Él, que partió de bajo cero. En una clase desnortada, con compañeros que no merecían tal nombre, con crueldades que parecerían extrañas entre gente civilizada, pero que en realidad se producen más a menudo en ese contexto (¿o no fue la refinada Alemania de Weimar la que alumbró aberraciones?) Sufrió desprecios, agravios, ultrajes, correteando en más de una ocasión los autores de esas acciones sobre la frontera entre lo legal y lo ilegal, pero habiéndola traspasado sin duda en el ámbito de lo moral. Ese tiempo de desasosiego social acabó bien, no es un spoiler, reconducida la situación, reaprendidas las maneras y los valores por parte de los hasta entonces perdidos (vayan a saber por qué, también, su circunstancia…), reconstituida la esencia de una clase que ha de ser ágora… Y quien fue víctima se convirtió en líder, probablemente porque ya lo era de su propia vida. Y lo eligieron delegado y tuvo ocasión de hablar de gratitud en su discurso de graduación. Agradecía por todo y por todos, con la autenticidad que solo tienen los humildes, pero en particular agradecía a quienes ya no están aquí para vernos materialmente, pero que nos miran desde ese otro lugar donde pueden además cubrirnos con el manto ubicuo de su protección. Él ya había sufrido también lo que precedió a la ausencia, porque su padre se iba mientras él estudiaba, pero no se fue de golpe, ni plácidamente, sino con dolor, ese dolor del amado que llena de dolor al que ama, pero que le da también la oportunidad de hacer de ese amor hechos cotidianos tangibles. Y él se multiplicó, y las clases y las curas se entrelazaron en su vida a golpe de coche y carretera. Y no podré dejar de preguntarme por qué Dios lo amó y lo elevó desde la desesperación y el desconcierto hasta ese lugar en el que le escuchamos decir "gracias"... ¿quizás fue por eso? ¿Para eso?

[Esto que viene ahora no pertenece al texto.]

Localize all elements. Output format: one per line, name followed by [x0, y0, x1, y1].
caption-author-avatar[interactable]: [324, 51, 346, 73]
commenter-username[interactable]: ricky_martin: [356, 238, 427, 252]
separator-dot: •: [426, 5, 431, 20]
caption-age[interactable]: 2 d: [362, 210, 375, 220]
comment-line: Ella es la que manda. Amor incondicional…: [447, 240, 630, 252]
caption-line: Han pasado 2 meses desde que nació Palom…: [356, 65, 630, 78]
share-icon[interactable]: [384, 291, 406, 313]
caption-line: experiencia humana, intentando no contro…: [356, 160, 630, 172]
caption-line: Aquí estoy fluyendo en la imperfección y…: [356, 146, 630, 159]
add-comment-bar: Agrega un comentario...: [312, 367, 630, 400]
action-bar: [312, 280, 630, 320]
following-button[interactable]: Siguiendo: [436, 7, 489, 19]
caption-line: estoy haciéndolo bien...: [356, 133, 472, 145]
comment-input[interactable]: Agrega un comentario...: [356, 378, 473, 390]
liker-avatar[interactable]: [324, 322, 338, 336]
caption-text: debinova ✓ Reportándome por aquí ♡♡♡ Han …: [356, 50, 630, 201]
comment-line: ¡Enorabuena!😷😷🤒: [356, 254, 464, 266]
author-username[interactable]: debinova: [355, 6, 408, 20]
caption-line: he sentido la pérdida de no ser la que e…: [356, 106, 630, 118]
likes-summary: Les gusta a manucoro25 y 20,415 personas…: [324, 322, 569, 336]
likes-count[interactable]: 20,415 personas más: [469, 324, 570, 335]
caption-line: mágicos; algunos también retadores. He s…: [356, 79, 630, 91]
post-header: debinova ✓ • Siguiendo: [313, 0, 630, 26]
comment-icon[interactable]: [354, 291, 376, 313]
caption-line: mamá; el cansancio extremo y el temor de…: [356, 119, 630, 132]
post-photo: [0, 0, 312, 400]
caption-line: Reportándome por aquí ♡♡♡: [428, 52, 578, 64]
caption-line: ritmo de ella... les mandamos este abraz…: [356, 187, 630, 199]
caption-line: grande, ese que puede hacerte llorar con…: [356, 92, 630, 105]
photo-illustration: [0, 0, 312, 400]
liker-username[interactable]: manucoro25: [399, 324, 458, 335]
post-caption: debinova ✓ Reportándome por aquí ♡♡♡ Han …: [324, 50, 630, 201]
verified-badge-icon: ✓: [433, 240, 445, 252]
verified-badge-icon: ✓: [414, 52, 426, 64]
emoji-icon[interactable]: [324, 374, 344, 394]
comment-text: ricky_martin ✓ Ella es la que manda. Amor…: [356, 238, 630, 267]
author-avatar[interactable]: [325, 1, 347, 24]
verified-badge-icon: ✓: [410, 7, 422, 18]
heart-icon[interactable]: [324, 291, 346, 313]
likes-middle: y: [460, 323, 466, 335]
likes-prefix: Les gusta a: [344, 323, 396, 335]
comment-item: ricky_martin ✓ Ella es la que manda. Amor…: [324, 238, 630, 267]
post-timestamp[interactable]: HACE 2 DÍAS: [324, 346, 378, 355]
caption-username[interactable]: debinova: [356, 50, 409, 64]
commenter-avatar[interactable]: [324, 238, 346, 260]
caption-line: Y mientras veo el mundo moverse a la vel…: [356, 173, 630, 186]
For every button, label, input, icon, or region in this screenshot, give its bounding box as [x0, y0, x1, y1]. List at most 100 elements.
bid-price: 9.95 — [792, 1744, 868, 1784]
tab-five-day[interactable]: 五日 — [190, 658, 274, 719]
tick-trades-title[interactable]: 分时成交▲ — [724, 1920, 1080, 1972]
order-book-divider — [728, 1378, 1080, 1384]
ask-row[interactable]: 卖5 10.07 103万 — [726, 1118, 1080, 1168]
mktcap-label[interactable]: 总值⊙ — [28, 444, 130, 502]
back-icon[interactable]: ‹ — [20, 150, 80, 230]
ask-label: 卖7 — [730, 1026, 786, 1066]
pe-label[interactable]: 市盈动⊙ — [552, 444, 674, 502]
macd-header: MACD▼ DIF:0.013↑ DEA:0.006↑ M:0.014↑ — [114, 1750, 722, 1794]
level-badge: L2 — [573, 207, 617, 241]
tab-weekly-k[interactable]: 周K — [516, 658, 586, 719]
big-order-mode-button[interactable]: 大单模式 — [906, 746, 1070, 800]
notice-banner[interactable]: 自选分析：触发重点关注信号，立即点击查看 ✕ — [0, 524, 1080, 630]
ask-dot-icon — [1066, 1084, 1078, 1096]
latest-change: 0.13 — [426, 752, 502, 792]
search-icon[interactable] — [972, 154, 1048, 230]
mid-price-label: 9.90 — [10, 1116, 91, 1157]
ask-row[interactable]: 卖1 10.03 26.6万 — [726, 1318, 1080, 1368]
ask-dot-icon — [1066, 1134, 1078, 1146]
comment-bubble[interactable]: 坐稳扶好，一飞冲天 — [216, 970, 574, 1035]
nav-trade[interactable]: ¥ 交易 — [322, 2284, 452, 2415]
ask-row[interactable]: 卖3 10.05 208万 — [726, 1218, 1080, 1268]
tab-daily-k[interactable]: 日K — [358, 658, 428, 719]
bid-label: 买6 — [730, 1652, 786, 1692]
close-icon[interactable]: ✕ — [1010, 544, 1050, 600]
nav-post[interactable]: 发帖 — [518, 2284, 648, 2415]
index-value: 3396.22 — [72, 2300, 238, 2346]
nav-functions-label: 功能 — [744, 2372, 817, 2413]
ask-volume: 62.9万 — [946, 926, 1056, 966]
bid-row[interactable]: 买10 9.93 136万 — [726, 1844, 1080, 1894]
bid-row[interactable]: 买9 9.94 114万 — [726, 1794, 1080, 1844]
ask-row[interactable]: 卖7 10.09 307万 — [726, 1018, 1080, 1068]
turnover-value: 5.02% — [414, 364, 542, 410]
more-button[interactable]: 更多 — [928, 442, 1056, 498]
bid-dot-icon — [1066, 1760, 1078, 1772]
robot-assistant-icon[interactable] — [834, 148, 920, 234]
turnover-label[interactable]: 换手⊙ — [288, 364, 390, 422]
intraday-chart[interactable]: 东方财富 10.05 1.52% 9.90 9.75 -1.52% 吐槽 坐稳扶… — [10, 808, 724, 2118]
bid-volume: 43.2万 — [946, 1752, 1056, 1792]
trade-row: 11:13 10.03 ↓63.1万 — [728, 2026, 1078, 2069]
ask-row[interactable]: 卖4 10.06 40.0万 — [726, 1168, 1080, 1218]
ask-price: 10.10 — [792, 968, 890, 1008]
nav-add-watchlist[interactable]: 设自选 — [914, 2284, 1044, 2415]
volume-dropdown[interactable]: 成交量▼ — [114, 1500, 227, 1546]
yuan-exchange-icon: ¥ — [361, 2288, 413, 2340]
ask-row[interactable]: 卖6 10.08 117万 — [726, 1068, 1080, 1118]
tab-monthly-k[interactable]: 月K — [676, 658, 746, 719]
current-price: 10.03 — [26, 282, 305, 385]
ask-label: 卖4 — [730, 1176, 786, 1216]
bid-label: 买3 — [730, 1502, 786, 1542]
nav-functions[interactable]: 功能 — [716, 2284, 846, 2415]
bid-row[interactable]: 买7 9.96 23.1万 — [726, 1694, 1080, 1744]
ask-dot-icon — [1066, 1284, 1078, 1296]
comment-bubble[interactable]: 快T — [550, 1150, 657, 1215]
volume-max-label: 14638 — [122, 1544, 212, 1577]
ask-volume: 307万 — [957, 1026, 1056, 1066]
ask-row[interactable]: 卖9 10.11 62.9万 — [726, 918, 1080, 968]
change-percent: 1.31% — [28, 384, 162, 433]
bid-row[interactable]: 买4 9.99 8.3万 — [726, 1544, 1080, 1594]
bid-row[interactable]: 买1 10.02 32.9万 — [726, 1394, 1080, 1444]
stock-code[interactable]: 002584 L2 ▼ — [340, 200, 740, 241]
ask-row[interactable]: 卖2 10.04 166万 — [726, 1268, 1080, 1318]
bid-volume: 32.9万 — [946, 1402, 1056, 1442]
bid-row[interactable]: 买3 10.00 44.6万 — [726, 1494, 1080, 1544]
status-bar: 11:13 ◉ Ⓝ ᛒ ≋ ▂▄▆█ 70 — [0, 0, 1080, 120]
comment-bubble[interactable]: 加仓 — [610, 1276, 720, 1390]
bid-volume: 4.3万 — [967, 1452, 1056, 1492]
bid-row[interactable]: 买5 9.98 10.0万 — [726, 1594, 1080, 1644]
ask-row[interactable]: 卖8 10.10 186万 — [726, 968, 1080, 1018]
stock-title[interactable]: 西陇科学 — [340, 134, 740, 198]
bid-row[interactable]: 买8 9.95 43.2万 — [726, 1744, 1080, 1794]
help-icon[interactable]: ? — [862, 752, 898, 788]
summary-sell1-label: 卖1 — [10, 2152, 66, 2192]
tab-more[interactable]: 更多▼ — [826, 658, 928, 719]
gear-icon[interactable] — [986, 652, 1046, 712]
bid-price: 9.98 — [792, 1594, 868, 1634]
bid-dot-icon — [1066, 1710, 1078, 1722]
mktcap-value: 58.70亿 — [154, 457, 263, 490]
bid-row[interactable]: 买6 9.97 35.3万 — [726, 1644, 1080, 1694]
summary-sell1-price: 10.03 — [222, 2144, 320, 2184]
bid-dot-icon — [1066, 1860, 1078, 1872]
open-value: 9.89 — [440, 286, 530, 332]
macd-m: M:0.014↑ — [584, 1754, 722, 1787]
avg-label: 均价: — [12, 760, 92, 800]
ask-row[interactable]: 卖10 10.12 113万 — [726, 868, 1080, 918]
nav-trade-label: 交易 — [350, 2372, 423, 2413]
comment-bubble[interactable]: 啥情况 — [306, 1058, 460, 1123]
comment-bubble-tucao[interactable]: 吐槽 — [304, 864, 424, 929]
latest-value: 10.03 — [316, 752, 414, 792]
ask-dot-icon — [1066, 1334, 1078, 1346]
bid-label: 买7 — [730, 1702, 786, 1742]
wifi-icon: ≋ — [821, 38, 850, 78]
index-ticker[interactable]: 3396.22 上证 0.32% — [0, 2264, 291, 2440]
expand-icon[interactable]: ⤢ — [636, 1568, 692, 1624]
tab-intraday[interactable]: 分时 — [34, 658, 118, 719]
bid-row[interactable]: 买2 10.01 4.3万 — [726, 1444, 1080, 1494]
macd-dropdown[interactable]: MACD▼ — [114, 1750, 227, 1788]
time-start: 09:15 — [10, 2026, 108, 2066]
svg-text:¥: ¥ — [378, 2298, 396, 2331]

No lo sé, pero ahora que ya todo es ayer, yo también quiero decirte "gracias". Gracias, Alex, porque la lección más importante de este curso la diste tú. No está en el manual, pero te aseguro que se queda archivada en mi alma. Y si puedo, como ahora, haré muchas fotocopias para repartir entre quienes quieran aprender, como yo ahora. Ya lo dije, nada se parece a esto de ser docente.